Records arrived through the post from Rough Trade today. Two PJ Harvey records, the All About Eve soundtrack and the To Bring You My Love demos. Then there was Scorpio Man by Finnish flautist Ernie Hawks and his Soul Investigators. I also got the Nick Mason’s Saucerful Of Secrets double Live At The Roundhouse LP and a CD of the unreleased second Fantasy album. So much music, so little time. I wonder if you can have music piped into your coffin?
On an interesting note about musicians and exposure, yesterday we sent out a newsletter to nearly 1000 people who have signed up for it. It was about the imminent availability of Nightjar on red vinyl on RSD Drops on Saturday. It also had the new MOAT song and something about Bandcamp waving their fees again. Out of the 1000 email addresses that it was sent to about a third opened it. There was, of course, some bounce backs and one person unsubscribed, haha, but as of now, which is approximately 24 hours later, 363 opened the mail and 39 people clicked on the Gone By Noon link, a brand new song – remember that’s out of nearly 1000 subscribers. Granted, some people might have already heard the new MOAT track as it was posted last week but still, it’s tough out there being a musician.
Technology killed me today, after the studio Dare and I sat down in the archive to listen to some mixes from Salim and I couldn’t get them to play efficiently on my computer or even download them and eventually it all crashed. Olivia arrived and they played perfectly on her computer but Dare was gone. So frustrating. Last but not least on a positive note, sessioneer Brian in Florida was telling me about the late Neil Peart’s books and today Traveling Music arrived. Brian tells me that based on what I do with writing I’m going to thoroughly enjoy his road trip and music musings, Thanks Brian.

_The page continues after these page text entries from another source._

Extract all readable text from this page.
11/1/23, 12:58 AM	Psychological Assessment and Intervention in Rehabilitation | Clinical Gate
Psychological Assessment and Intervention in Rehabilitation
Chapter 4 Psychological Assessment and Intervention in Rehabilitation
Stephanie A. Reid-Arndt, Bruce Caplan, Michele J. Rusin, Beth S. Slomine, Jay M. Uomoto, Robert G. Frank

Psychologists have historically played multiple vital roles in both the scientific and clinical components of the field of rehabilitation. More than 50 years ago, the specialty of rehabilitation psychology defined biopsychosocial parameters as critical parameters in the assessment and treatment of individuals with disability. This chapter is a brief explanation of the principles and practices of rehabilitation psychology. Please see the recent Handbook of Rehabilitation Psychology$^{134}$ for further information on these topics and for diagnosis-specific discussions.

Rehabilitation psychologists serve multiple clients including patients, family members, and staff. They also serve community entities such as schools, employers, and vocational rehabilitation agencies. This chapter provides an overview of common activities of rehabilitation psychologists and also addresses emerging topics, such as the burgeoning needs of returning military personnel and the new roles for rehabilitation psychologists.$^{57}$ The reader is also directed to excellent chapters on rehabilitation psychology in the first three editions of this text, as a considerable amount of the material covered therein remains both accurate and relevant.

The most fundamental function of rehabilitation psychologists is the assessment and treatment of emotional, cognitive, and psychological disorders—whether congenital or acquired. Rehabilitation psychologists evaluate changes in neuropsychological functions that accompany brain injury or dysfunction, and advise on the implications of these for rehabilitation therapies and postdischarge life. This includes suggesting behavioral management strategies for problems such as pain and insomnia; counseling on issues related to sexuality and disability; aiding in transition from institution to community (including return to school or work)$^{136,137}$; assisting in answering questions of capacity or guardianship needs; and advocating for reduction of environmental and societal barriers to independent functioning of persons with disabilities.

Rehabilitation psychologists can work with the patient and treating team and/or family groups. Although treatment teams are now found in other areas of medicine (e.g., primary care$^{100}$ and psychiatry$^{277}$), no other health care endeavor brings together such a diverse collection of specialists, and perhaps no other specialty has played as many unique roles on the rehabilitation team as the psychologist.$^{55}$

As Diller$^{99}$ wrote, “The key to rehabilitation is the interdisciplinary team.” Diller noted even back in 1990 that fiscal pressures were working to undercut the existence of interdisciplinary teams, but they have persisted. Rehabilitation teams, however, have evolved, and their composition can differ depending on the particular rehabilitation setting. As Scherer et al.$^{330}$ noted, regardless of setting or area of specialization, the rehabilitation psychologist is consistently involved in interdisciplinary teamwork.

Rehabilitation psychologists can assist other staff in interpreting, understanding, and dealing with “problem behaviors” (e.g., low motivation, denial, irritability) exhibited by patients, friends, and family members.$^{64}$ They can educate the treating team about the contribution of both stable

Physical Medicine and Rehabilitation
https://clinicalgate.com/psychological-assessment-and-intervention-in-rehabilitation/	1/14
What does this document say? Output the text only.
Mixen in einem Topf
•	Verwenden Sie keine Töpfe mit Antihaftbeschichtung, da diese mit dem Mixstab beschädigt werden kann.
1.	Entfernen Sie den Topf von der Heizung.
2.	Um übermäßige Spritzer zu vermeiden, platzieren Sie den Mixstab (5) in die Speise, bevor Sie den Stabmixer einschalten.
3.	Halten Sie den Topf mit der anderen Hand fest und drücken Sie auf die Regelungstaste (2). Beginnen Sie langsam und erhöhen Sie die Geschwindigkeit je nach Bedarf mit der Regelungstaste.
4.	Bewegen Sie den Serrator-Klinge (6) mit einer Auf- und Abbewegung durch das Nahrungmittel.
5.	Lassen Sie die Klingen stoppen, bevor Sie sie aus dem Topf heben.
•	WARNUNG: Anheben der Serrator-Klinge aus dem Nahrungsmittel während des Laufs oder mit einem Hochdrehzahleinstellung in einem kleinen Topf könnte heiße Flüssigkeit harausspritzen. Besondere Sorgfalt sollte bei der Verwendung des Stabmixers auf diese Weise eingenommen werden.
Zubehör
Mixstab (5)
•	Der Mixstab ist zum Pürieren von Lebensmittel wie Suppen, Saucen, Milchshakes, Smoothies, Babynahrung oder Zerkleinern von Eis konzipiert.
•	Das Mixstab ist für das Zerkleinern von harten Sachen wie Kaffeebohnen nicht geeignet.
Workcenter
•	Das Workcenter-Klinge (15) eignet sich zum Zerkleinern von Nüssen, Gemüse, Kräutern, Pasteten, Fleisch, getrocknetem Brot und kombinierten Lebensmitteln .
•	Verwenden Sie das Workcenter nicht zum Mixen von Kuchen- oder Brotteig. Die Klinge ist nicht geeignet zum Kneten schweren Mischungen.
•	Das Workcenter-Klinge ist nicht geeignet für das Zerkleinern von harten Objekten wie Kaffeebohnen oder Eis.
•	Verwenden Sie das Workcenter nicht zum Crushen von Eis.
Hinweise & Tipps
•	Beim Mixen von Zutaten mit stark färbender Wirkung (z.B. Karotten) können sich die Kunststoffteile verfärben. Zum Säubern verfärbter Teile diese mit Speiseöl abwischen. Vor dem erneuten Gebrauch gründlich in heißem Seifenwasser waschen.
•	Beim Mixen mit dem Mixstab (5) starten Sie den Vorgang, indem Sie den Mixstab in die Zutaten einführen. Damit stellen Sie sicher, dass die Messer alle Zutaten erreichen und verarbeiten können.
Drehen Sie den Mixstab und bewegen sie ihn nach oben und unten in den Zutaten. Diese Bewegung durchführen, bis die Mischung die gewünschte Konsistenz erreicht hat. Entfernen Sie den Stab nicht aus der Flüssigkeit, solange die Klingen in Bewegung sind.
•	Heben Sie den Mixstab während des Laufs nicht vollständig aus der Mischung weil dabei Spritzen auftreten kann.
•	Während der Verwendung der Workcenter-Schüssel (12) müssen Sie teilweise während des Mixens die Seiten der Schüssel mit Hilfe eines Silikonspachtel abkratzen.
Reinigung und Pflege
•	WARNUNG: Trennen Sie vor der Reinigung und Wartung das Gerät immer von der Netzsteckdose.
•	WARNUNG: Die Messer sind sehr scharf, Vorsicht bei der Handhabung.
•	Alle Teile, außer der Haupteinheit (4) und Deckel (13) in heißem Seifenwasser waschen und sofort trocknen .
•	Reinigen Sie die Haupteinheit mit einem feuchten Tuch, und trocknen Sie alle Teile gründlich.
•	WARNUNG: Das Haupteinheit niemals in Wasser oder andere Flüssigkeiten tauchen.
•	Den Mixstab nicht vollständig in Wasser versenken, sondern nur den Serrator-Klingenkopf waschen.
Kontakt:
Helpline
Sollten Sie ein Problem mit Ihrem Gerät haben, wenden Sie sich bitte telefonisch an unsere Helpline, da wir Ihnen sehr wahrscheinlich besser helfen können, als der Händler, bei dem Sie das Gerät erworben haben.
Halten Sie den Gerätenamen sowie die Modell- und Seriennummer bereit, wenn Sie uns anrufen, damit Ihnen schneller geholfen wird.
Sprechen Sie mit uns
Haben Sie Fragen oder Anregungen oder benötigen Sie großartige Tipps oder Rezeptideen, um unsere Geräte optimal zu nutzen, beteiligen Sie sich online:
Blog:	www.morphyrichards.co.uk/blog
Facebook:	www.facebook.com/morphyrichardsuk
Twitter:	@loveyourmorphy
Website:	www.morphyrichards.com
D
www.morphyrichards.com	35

Music today has jumped straight back into Fusion/Jazz-Rock with the classic Return To Forever album Romantic Warrior (1976). The band, Chick Corea on keys, Al Di Meola on guitar and Stanley Clarke on bass with Lenny White on drums would be their last as Chick Corea (bandleader) disbanded this lineup after three albums only keeping original member Stanley Clarke. It’s an album of crazy virtuosos but somehow it’s warm and easy to listen to despite all the lightning-fast playing and the musicians’ unbelievable skills. I think it must be that this genre works best for these mad technical, theoretical musicians. In Rock speed is lost in translation in Jazz-Rock it’s meant to be. It’s like those magnificent old Disney soundtracks with amazing unknown musicians displaying their talents anonymously but communicating the feeling to a public that barely considers the music over the visuals.

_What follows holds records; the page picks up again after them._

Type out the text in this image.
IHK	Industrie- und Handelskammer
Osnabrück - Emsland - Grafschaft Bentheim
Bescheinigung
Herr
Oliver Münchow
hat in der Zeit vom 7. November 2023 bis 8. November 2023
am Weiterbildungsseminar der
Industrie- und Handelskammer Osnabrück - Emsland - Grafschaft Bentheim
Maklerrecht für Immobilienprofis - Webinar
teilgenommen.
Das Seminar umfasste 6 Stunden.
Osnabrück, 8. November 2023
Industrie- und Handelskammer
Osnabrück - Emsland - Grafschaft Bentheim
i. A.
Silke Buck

My other major introduction into this mad and magnificent music was with Al Di Meola’s Elegant Gypsy (1977), the second solo album. This album blew my mind in the seventies and still does. It’s different to Rock because of the percussion, the non-Rock beat, the fact that they are all instrumentals, it sounds like World Music. It doesn’t hurt having bass master Anthony Jackson on the album as well as Paco de Lucía on the other guitar. The star-studded cast also includes Jan Hammer and Barry Miles on keys, Steve Gadd and Song Of The Day Lenny White on drums, Mingo Lewis on percussion – great, if you like this kind of thing.